Outre son travail de journaliste, Itamar Ben Avi prit une part active dans l’activité publique sioniste en faveur de l’Etat dont la création se préparait, et qu’il appelait « La Judée indépendante ». Itamar voyagea dans tout l’univers et fit des conférences dans divers cadres sur sa doctrine en rapport avec l’œuvre sioniste.
Une des plus grandes réussites publiques de Itamar Ben Avi sur la terre d’Israël fut sa participation à la fondation de la ville de Netanya. Il est possible de voir un témoignage de son importante contribution dans le quartier de Newe Itamar qui est proche de la ville et qui porte son nom.

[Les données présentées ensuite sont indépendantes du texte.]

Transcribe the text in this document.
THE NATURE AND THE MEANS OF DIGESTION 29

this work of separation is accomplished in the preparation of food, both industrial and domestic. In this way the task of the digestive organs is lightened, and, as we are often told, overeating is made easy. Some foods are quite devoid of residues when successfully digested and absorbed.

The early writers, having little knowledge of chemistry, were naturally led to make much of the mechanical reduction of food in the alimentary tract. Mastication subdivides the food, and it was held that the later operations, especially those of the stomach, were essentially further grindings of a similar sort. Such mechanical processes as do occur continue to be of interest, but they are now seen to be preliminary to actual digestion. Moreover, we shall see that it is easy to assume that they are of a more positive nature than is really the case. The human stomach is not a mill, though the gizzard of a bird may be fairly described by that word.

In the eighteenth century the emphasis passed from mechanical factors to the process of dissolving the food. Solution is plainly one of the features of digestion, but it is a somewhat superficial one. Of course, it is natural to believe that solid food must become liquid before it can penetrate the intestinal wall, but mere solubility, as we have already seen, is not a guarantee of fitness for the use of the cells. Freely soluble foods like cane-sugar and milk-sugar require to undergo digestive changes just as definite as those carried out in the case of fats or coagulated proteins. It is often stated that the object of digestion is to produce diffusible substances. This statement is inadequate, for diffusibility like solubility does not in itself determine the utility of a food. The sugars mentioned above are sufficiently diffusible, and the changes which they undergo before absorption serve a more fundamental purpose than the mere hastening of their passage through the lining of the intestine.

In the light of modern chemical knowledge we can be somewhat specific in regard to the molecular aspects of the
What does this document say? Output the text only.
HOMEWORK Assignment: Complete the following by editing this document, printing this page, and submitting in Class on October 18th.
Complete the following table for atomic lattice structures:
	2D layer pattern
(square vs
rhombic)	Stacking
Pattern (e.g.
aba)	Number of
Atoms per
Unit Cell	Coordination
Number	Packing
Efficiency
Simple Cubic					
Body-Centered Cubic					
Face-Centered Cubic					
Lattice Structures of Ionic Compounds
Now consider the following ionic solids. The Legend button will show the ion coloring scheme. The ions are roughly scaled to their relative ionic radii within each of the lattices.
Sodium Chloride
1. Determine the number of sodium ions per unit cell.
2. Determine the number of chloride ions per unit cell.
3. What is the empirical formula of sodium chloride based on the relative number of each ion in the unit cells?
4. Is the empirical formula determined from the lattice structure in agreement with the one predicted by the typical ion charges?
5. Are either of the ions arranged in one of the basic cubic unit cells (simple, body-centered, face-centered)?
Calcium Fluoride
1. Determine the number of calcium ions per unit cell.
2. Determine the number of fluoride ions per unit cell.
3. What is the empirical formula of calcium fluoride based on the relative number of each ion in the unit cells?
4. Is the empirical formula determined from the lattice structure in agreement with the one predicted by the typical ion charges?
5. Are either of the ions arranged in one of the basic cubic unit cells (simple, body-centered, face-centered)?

Portent également son nom un boulevard et un lycée de la ville elle-même.
D’un point de vue historique, il semble que Itamar Ben Avi fut parmi les premiers qui réussirent à comprendre le problème de l’existence juive-arabe sur la terre d’Israël et qui travaillèrent à chercher une solution. Après les émeutes de 1920, où les Arabes se vengèrent contre la population juive, il réussit à obtenir que Hassan El Husseini, président du « Comité arabe supérieur » rencontre le président de la direction sioniste de Jérusalem. Il proposa de diviser la terre d’Israël en cantons (districts autonomes) juifs et arabes, et même d’allouer un canton aux chrétiens de la région de Bethléem. Le programme suscita une vive opposition au sein du yishuv juif et le désaccord avec Zeev Jabotinsky. Finalement la rencontre entre le « Comité arabe supérieur » et la direction sioniste ne put avoir lieu.
De même, lorsque la « Commission Peel » publia les propositions de programme de répartition de la terre d’Israël en 1937, Itamar Ben Avi fut parmi les premiers à la soutenir. Il publia pour l’occasion un journal où il exprima son accord sans réserve à ce programme. Ses paroles furent très critiquées, cependant un mois plus tard, la direction sioniste accepta elle aussi de suivre cette même voie.
Durant des années, Itamar Ben Avi manifesta de la sympathie pour la personnalité du dictateur fasciste Benito Mussolini. En 1942, en pleine Seconde guerre mondiale, il envoya une proposition qui arriva jusqu’au seuil de la Maison Blanche dans laquelle il se disait prêt à servir de médiateur entre l’Occident et Mussolini. Ce dernier avait en effet proclamé, vingt années auparavant, que Itamar Ben Avi était particulièrement bienvenu en Italie. La proposition fut, bien entendu, repoussée.
En plus de ses activités publiques, Itamar Ben Avi apporta une contribution décisive au renouvellement de la langue hébraïque. Parmi les nombreux termes qu’il proposa : Indépendance, voiture, déception, journaliste, périodique, radio, dispensaire, diplomate, parapluie, plafond, cuirassé, incident, précédent, et beaucoup d’autres.
Beaucoup des gens de sa génération virent en lui un visionnaire, un homme se libérant de sa petite enfance destinée à des choses impossibles. En fait, la réalité ne lui permit pas de réaliser tous ses rêves. La distance entre l’establishment sioniste et lui-même, son appartenance durable à la génération de la vague d’immigration précédente, empêchèrent sa pleine intégration dans la vie politique de l’époque, et dans une certaine mesure, sa personnalité demeura gravée dans la conscience publique, comme une promesse non réalisée.
En 1939, la situation économique déjà déplorable de Itamar Ben Avi se dégrada encore. Dans une lettre qu’il écrivit à ses amis et connaissances, il écrivit : « Je désire faire entendre ma voix, mais on ne me répond pas ». Il partit avec sa famille pour les Etats-Unis, où il décéda en 1943, manquant de tout. Quatre ans plus tard, son cercueil fut transféré à Jérusalem.